Opportunities for Solution Providers
As a result of these trends, systems integrators, solution providers and VARs must presume any enterprise will have a multi-OS and multi-device strategy moving forward. While some enterprises will provide devices for their employees, it's very common that they allow users to purchase and pay for their own devices while giving them access to e-mail, and, in a growing number of cases, line-of-business applications typically offered on PCs. That might include field-service apps, or customer relationship management and business intelligence capabilities.
"The trend is very much toward the individually liable device," says Phillipe Winthrop, an analyst at Strategy Analytics who focuses on enterprise mobility. "The era of the homogenous, all-BlackBerry shop is over." Customers this year are very much inclined to invest in better managing this environment, according to Winthrop.

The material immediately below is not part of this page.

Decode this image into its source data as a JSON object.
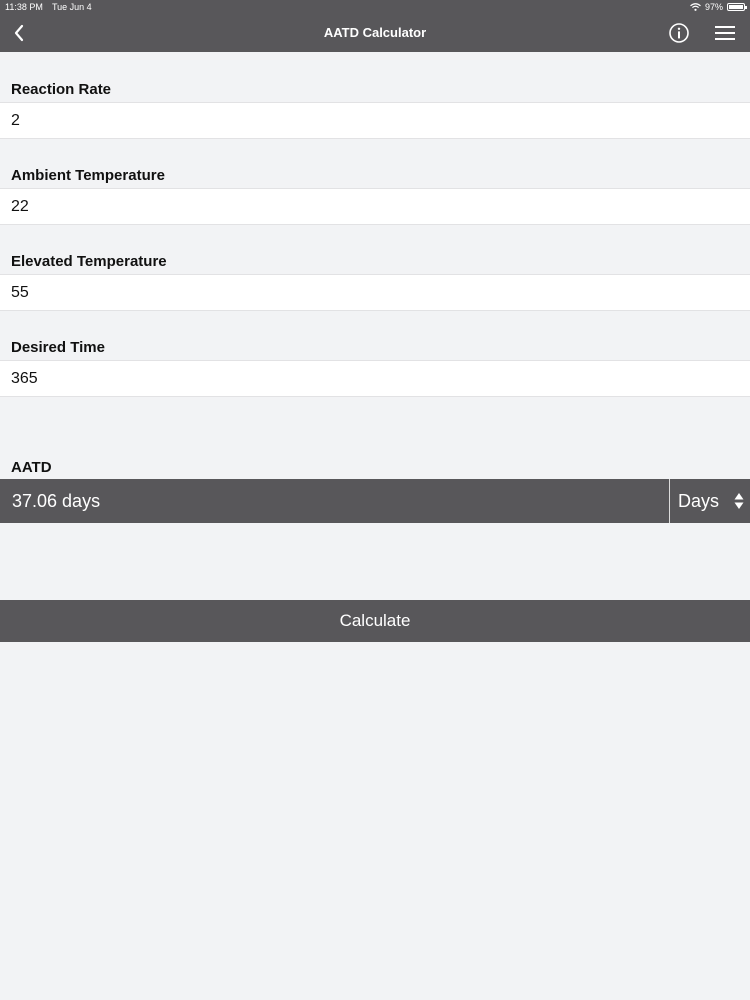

"I think with the economy improving, you're going to see spending go up. Organizations are also recognizing that, with the increased individually liable devices out in the market, they're going to need to do something about them," he says.
Solution providers can capitalize on this by understanding the benefits and liabilities of the various device platforms, and how to connect them seamlessly but securely with appropriate enterprise applications and resources.
That also means solution providers should assess and understand their customers' mobility requirements and make sure they're in line with their overall IT policies. Solution providers should also partner with companies offering mobility-management solutions.
There's a slew of vendors who offer middleware and management consoles to support the multitude of mobile device platforms. Among them are Sybase Inc., MobileIron, Tango Mobile SA, Trust Digital, Zenprise, Visage Mobile, BoxTone and Odyssey Software Inc.
For his part, Rosenthal has partnered with Mobile Iron. "They have some degree of consistency across multiple device platforms, which certainly makes life easier," he says. "And we work with them to provide BES [BlackBerry Enterprise Server for Microsoft Exchange] services."
Like many suppliers of mobile-management solutions, Mobile Iron, founded in 2007, is looking to extend its partner reach. Including Enterprise Mobile, it currently has 10 partners, says MobileIron CEO Robert Tinker. "We're seeing a huge amount of interest," Tinker says.